Foi assim que o livro acabou indo parar no Ocidente e foi publicado em Paris sem o conhecimento ou o consentimento de Lídia. Ela soube disso por uma carta da artista Annenkov a Kornei Ivanovitch e, na época, ficou desapontada com o fato de os editores terem dado um novo nome ao livro e à principal personagem, além de acrescentarem uma epígrafe por conta própria. Assim, o livro foi lançado com o título “Olga Petrovna”, como está registrado em quase todas as traduções. E o direito de publicá-lo no Exterior ainda é mantido por uma editora inglesa.

 

Como as agências de segurança soviéticas reagiram à publicação do livro de Lídia Korneevna no Ocidente?

 

Em meados de 1960, Lídia tinha conquistado uma posição no mundo literário e as editoras russas publicaram várias de suas obras. Kornei Ivanovitch a protegeu até a sua morte, em 1969. Entretanto, ela se expressou abertamente durante o julgamento de Siniavski-Daniel em uma carta a Sholokhov. Isso foi ao ar em todas as estações de rádio “hostis” do Ocidente. Antes disso, contribuiu por muitos anos com os esforços para libertar o poeta Iosif Brodski. Em 1968, escreveu uma nova carta pública, dessa vez em defesa de Soljenítsin. Qualquer referência a ela foi banida após apenas algumas semanas da morte de Tchukóvski.

Em 1974, Lídia foi expulsa da Corporação de Escritores por causa do seu artigo “Ira do Povo”, em defesa de Sakharov e Soljenítsin. Acabou sendo, como ela mesma diria, “expulsa da família”. Seu nome foi excluído de todas as publicações do diário de Ivanovitch. Quando, em 1977, a coletânea “Relembrando Kornei Ivanovitch” estava para ser lançada, o editor me disse: “Temos que garantir que ninguém vai colocar qualquer informação sobre Lídia Korneevna.” Foi quando eu incluí uma foto de sua infância no volume. Fiz questão de inseri-la na história. 

O seu avô, Kornei Ivanovitch Tchukóvski, traduziu Wilde, Kipling, Defoe, O.Henry e Whitman. Qual foi o trabalho mais importante para ele?

 

Em minha opinião, garantir que os livros não parecessem traduções e tivessem um tom russo. Qualquer edição que ele tenha feito foi com a intenção de melhorar a qualidade da linguagem.
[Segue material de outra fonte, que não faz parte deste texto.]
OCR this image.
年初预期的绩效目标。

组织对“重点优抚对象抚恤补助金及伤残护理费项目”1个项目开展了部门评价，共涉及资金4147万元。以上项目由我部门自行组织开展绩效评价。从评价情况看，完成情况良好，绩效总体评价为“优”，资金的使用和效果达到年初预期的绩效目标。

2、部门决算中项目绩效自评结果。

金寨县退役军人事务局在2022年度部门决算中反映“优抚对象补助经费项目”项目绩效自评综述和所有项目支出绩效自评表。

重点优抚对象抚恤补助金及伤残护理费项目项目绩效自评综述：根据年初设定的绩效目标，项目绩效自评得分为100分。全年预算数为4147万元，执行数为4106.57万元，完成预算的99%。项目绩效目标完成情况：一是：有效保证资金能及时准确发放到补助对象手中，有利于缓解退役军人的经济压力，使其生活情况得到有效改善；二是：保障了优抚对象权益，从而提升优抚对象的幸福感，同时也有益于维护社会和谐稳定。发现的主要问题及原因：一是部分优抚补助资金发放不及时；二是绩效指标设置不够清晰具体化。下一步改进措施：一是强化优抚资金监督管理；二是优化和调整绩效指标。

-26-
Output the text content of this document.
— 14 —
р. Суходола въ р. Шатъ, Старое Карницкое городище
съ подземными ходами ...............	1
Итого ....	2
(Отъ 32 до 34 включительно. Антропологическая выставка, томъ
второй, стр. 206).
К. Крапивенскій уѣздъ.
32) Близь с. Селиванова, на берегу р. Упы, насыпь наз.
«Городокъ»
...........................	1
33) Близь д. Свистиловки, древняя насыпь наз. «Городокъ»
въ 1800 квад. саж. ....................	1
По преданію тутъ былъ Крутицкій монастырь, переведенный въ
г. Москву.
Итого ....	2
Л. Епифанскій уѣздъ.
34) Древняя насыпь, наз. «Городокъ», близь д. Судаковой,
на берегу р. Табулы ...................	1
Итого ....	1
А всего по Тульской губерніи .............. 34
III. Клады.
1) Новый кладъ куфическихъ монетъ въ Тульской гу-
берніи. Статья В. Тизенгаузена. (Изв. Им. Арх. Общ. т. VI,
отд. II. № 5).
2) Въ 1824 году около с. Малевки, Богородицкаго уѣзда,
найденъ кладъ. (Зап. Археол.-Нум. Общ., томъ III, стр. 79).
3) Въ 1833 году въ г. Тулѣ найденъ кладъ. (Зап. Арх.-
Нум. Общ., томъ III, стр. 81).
Meu avô simplesmente amava Whitman e Oscar Wilde, de quem tinha orgulho de ser a única pessoa no país a ter o autógrafo, em uma página de “Balada do Cárcere de Reading” que o próprio Robert Ross havia dado a ele. Para meu avô, Wilde era um fenômeno literário extremamente importante. Ele foi bem a fundo nos autores que traduziu e ele nunca aprovou traduções dos seus trabalhos. Acreditava que não se podia fazer isso com os seus contos de fada.

Como Kornei Ivanovitch se tornou um honorário Doutor em Letras da Universidade de Oxford?


Ele estava prestes a fazer 80 anos quando a Universidade de Oxford tomou a decisão de dá-lo um título de honoris causa. Ele recebeu o título na terceira vez que havia ido a Londres: a primeira tinha sido em 1903, quando foi enviado como correspondente; a segunda, em 1916, quando visitou a cidade como integrante da delegação de jornalistas que seria recebida pelo rei.